Good Afternoon, All:
This past weekend, I attend a great regional gaming convention called Owl Con. Hosted by a gaming club at Rice University in Houston, TX, Owl Con is one of my favorite conventions. With very few exceptions, I have always had a great time roleplaying in the scenarios I've encountered there. This time around, I had one session being run by a GM who viewed the session as no different that what he'd run for his gaming group on their usual game night, and because of that, we didn't get much accomplished. I found it frustrating, as I walked away from the experience almost wishing I'd played something else instead. This is a pretty rare occurrence, as I'd mentioned before. I could tell he was a good GM, possibly even a great one. However, since he didn't plan for the time constraints and rigid structure inherent in a convention gaming session, I didn't get to see his abilities showcased as I would have liked.

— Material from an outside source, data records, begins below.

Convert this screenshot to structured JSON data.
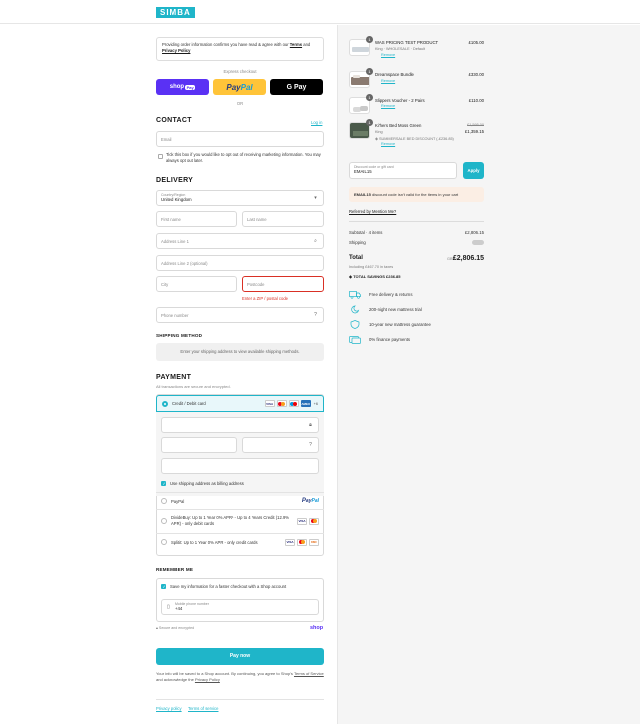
{
  "brand": {
    "logo_text": "SIMBA",
    "accent": "#1fb5c9"
  },
  "notice": {
    "text": "Providing order information confirms you have read & agree with our",
    "terms_link": "Terms",
    "and": "and",
    "privacy_link": "Privacy Policy"
  },
  "express": {
    "label": "Express checkout",
    "shop_pay": "shop",
    "shop_pay_tag": "Pay",
    "paypal_a": "Pay",
    "paypal_b": "Pal",
    "gpay": "G Pay",
    "or": "OR"
  },
  "contact": {
    "title": "CONTACT",
    "login": "Log in",
    "email_placeholder": "Email",
    "optout": "Tick this box if you would like to opt out of receiving marketing information. You may always opt out later."
  },
  "delivery": {
    "title": "DELIVERY",
    "country_label": "Country/Region",
    "country_value": "United Kingdom",
    "first_name": "First name",
    "last_name": "Last name",
    "address1": "Address Line 1",
    "address2": "Address Line 2 (optional)",
    "city": "City",
    "postcode": "Postcode",
    "postcode_error": "Enter a ZIP / postal code",
    "phone": "Phone number"
  },
  "shipping": {
    "title": "SHIPPING METHOD",
    "placeholder": "Enter your shipping address to view available shipping methods."
  },
  "payment": {
    "title": "PAYMENT",
    "subtitle": "All transactions are secure and encrypted.",
    "card_label": "Credit / Debit card",
    "more": "+6",
    "billing_same": "Use shipping address as billing address",
    "paypal_label": "PayPal",
    "divide_label": "DivideBuy: Up to 1 Year 0% APR¹ - Up to 4 Years Credit (12.9% APR) - only debit cards",
    "splitit_label": "Splitit: Up to 1 Year 0% APR - only credit cards"
  },
  "remember": {
    "title": "REMEMBER ME",
    "save_label": "Save my information for a faster checkout with a Shop account",
    "mobile_label": "Mobile phone number",
    "mobile_value": "+44",
    "secure": "Secure and encrypted",
    "shop": "shop"
  },
  "paynow": {
    "label": "Pay now"
  },
  "footer": {
    "info": "Your info will be saved to a Shop account. By continuing, you agree to Shop's",
    "terms": "Terms of Service",
    "and": "and acknowledge the",
    "privacy": "Privacy Policy",
    "privacy_policy": "Privacy policy",
    "terms_of_service": "Terms of service"
  },
  "cart": {
    "items": [
      {
        "qty": "1",
        "name": "WAS PRICING TEST PRODUCT",
        "variant": "King · WHOLESALE · Default",
        "price": "£105.00",
        "remove": "Remove"
      },
      {
        "qty": "1",
        "name": "Dreamspace Bundle",
        "variant": "",
        "price": "£330.00",
        "remove": "Remove"
      },
      {
        "qty": "1",
        "name": "Slippers Voucher - 2 Pairs",
        "variant": "",
        "price": "£110.00",
        "remove": "Remove"
      },
      {
        "qty": "1",
        "name": "Ki'hers Bed Moss Green",
        "variant": "King",
        "discount": "SUMMERSALE BED DISCOUNT (-£236.85)",
        "old_price": "£1,595.00",
        "price": "£1,359.15",
        "remove": "Remove"
      }
    ],
    "discount_label": "Discount code or gift card",
    "discount_value": "EMAIL15",
    "apply": "Apply",
    "discount_error_code": "EMAIL15",
    "discount_error": "discount code isn't valid for the items in your cart",
    "referred": "Referred by Mention Me?",
    "subtotal_label": "Subtotal · 4 items",
    "subtotal_value": "£2,806.15",
    "shipping_label": "Shipping",
    "total_label": "Total",
    "currency": "GBP",
    "total_value": "£2,806.15",
    "tax_note": "Including £467.70 in taxes",
    "savings_label": "TOTAL SAVINGS",
    "savings_value": "£236.85"
  },
  "features": [
    {
      "icon": "truck-icon",
      "text": "Free delivery & returns"
    },
    {
      "icon": "moon-icon",
      "text": "200-night new mattress trial"
    },
    {
      "icon": "shield-icon",
      "text": "10-year new mattress guarantee"
    },
    {
      "icon": "card-icon",
      "text": "0% finance payments"
    }
  ]
}
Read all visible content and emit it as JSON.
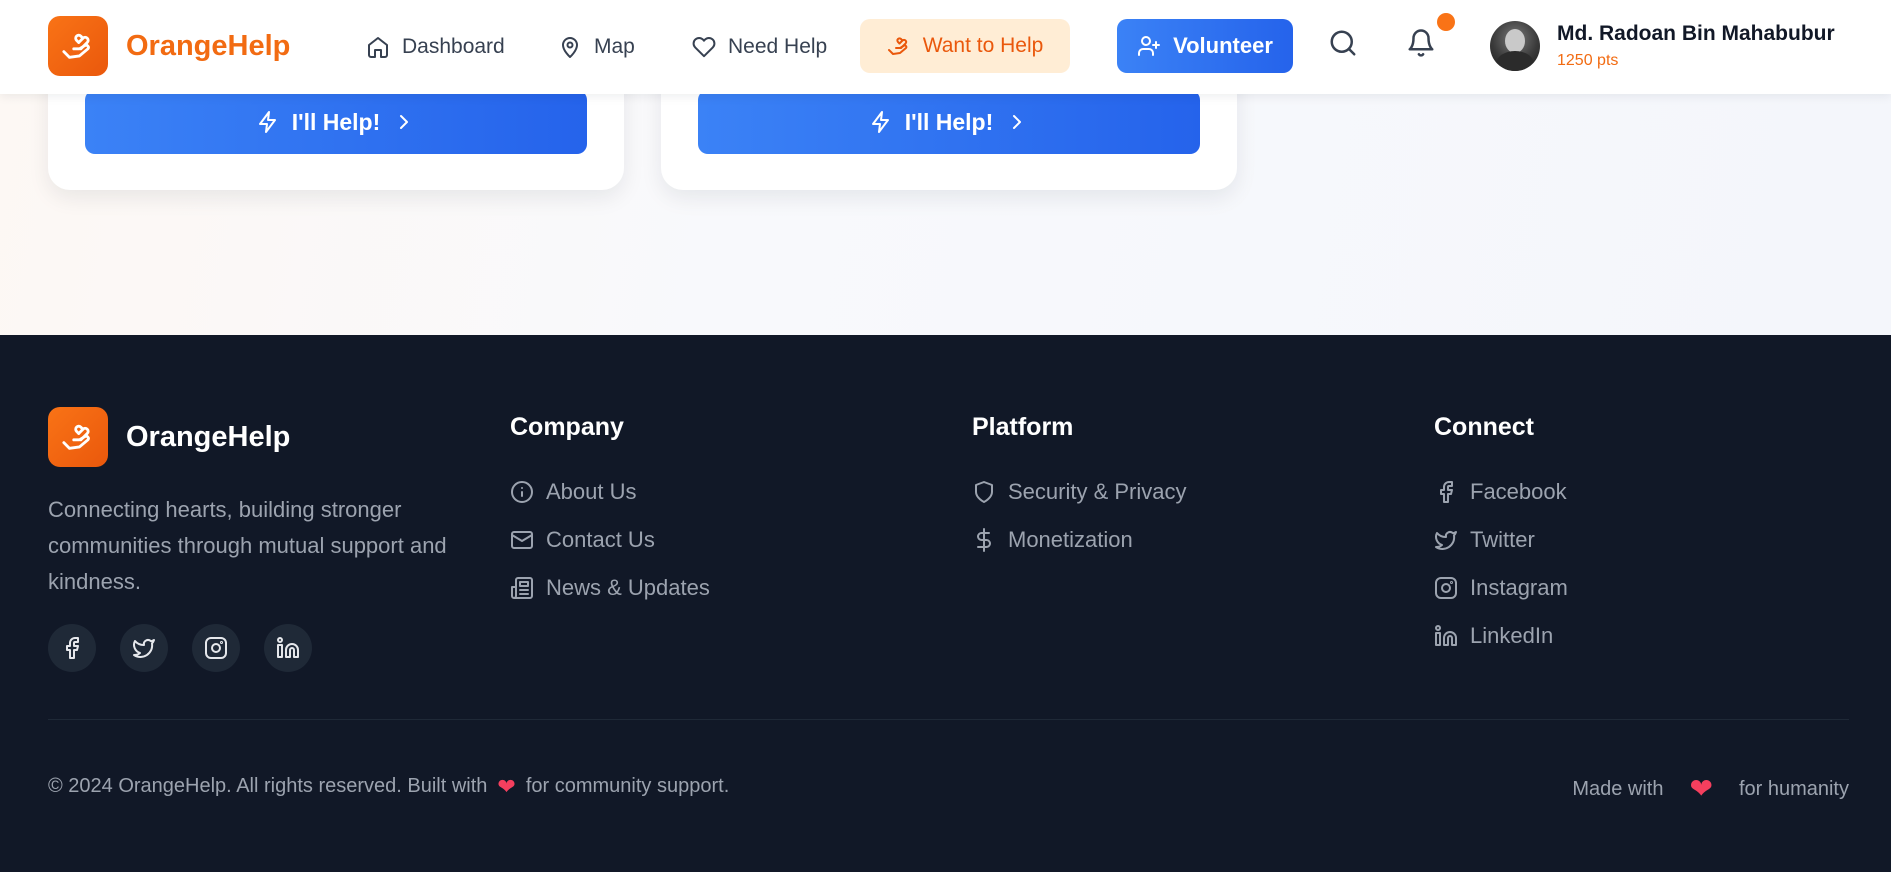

I've been running convention games now for almost a decade, and have a fairly decent reputation for providing a satisfying gaming experience whether I'm running Traveller, Savage Worlds or D20. I'd like to think it is because I'm good at running games, but honestly, I'm sure a lot of my success in this endeavor is due to my decision to research how to run a successful convention game before I designed my first adventure for that environment.
Should I consider a short series of posts on how to design and run Convention scenarios? What do you think?